C’est un serpent de mer qui agite depuis des lustres les milieux européens : la bataille du siège du Parlement européen que se disputent Strasbourg et Bruxelles. Une bataille qui ressemble de plus en plus à une défiance grandissante envers la capitale alsacienne où les députés européens – coronavirus oblige – n’ont pas remis les pieds depuis plus d’an alors que les traités prévoient explicitement que le siège du Parlement européen est à Strasbourg et qu’ils devraient s’y réunir au moins une fois par mois

C’est ce que ne manquera pas de rappeler Emmanuel Macron à Strasbourg, ce dimanche 9 mai, à l’occasion de la Journée de l’Europe, en participant à la conférence sur l’avenir de l’Europe au Parlement européen. Il doit y prononcer un discours à 14 h 00 après une rencontre avec le président du Parlement européen, David Sassoli, auquel il réaffirmera l’engagement de la France pour Strasbourg : le chef de l’État doit en effet signer le même jour, à la préfecture du Bas-Rhin, le contrat triennal entre l’État et les collectivités locales, un contrat de 190 millions qui devrait permettre de conforter la place de Strasbourg comme capitale européenne et siège du Parlement européen, symbole de la réconciliation franco-allemande et de la paix en Europe

Si ce n’est que le Parlement européen à Strasbourg est un peu la danseuse des institutions européennes, véritable tonneau des Danaïdes pour la ville comme pour les finances publiques. La transhumance mensuelle entre Bruxelles et Strasbourg de milliers d’élus, fonctionnaires, journalistes et autres traducteurs coûte cher. En outre, l’hémicycle strasbourgeois reste inoccupé 317 jours par an pour un coût de fonctionnement de près de 20 millions d’euros par an. Enfin, la desserte aérienne de Strasbourg demeure celle d’un aéroport de province… Jusqu’à quand entretiendra-t-on à Strasbourg l’illusion d’une hypothétique capitale européenne qui ne s’en donnerait pas les moyens ?

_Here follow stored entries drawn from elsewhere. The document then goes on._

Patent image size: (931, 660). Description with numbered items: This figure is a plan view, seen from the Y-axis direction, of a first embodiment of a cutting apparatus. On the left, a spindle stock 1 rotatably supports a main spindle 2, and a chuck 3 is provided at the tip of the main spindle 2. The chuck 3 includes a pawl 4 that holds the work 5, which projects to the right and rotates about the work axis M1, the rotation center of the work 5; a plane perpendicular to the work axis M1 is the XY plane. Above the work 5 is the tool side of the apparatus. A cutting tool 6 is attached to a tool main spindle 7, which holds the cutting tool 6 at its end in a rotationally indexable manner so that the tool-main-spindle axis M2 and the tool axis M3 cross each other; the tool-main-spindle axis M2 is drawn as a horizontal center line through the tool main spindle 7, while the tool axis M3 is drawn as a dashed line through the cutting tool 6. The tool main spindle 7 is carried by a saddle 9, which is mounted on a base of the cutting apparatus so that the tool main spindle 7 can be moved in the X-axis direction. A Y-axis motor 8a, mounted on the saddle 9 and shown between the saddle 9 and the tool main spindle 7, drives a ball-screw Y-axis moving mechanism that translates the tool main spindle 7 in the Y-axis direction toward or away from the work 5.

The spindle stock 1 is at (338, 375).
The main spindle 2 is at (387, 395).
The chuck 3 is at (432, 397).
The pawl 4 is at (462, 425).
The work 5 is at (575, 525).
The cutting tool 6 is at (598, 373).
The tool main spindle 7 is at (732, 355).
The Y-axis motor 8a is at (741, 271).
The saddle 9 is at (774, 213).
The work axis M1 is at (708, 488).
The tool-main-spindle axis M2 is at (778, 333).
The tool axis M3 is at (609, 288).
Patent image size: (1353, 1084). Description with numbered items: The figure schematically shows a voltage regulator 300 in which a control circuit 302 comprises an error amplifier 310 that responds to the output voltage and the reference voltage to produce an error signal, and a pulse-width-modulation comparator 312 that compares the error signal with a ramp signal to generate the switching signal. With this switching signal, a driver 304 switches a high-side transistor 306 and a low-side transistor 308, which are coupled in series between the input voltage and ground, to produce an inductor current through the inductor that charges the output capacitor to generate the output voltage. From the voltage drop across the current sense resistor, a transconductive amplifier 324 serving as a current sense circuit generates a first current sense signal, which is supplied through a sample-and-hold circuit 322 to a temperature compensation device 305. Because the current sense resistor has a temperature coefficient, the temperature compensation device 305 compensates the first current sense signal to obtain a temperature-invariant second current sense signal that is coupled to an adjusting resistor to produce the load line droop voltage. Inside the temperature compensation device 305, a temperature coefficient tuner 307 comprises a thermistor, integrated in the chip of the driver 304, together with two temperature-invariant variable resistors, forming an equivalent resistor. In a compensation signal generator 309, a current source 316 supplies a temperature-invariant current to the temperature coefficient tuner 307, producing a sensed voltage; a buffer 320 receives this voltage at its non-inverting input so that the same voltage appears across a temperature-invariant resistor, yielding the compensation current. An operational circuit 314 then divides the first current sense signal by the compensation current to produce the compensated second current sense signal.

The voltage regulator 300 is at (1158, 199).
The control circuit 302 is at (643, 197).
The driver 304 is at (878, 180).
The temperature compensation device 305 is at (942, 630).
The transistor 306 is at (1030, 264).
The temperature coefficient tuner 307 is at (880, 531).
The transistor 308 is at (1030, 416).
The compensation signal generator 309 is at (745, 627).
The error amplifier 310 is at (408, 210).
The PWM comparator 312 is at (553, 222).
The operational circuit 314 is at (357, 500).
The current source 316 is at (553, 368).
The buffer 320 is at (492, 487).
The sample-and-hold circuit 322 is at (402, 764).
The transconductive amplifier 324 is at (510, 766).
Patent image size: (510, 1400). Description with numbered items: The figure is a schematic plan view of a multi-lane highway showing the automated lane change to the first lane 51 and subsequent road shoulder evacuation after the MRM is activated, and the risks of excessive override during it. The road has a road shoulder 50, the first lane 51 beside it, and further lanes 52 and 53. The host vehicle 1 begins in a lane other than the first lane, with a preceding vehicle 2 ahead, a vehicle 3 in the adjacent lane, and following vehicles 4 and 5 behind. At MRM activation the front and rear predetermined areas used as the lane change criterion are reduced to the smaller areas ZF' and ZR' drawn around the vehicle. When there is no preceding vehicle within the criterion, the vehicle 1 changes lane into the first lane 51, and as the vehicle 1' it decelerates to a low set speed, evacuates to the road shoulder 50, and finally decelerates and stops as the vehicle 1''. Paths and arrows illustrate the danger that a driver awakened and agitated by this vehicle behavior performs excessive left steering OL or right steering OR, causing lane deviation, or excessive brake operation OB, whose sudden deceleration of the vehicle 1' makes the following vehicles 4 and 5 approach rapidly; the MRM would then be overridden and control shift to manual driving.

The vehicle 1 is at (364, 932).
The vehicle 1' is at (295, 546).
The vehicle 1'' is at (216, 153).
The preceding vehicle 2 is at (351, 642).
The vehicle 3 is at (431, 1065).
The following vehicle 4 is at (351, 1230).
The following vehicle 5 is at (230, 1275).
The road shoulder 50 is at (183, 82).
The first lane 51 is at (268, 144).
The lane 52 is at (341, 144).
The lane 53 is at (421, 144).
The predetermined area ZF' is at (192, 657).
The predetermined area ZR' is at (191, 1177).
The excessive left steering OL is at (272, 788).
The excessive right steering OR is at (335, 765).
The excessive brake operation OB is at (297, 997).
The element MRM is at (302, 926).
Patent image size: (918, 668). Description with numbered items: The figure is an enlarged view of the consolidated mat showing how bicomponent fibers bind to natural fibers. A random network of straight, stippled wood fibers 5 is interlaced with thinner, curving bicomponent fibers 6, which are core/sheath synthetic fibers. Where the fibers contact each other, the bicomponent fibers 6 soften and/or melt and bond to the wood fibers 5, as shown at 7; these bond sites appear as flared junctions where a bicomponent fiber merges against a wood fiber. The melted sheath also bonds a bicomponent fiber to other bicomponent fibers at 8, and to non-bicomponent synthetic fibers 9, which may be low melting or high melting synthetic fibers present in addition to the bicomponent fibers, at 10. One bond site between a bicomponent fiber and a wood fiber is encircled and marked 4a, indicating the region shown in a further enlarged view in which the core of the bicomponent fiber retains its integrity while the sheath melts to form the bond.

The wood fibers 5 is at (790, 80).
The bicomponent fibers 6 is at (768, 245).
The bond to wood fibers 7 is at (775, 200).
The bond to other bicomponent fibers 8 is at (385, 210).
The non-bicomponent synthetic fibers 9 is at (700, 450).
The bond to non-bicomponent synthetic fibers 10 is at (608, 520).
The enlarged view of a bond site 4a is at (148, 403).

Alors, danseuse des institutions européennes, écrivions-nous un peu plus haut ? Certes, mais derrière l’offensive menée contre Strasbourg se profile, en réalité, l’emprise sournoise que la Commission de Bruxelles cherche à étendre depuis toujours sur le Parlement, seule instance européenne issue de la légitimé du suffrage populaire.

Au fil des traités européens, de Rome à Lisbonne, le Parlement de Strasbourg s’est en effet octroyé de nouveaux pouvoirs qui vont au-delà de la simple chambre d’enregistrement initiale. Strasbourg peut obliger la Commission de Bruxelles à se soumettre à une responsabilité et même la démettre, via une motion de censure. C’est la voix des peuples qui s’exprime à Strasbourg, plus difficilement contrôlable, d’autant moins influençable que les élus européens siègent dans un environnement agréable, indemne de tout groupe de pression ou de lobby bruxellois. À Strasbourg, le Parlement européen peut à tout moment faire sécession, affirmer son autonomie… Vouloir remettre en cause son siège strasbourgeois, inscrit dans les traités, procède en fait d’une volonté délibérée d’étouffer toute renaissance politique sur les bords du Rhin.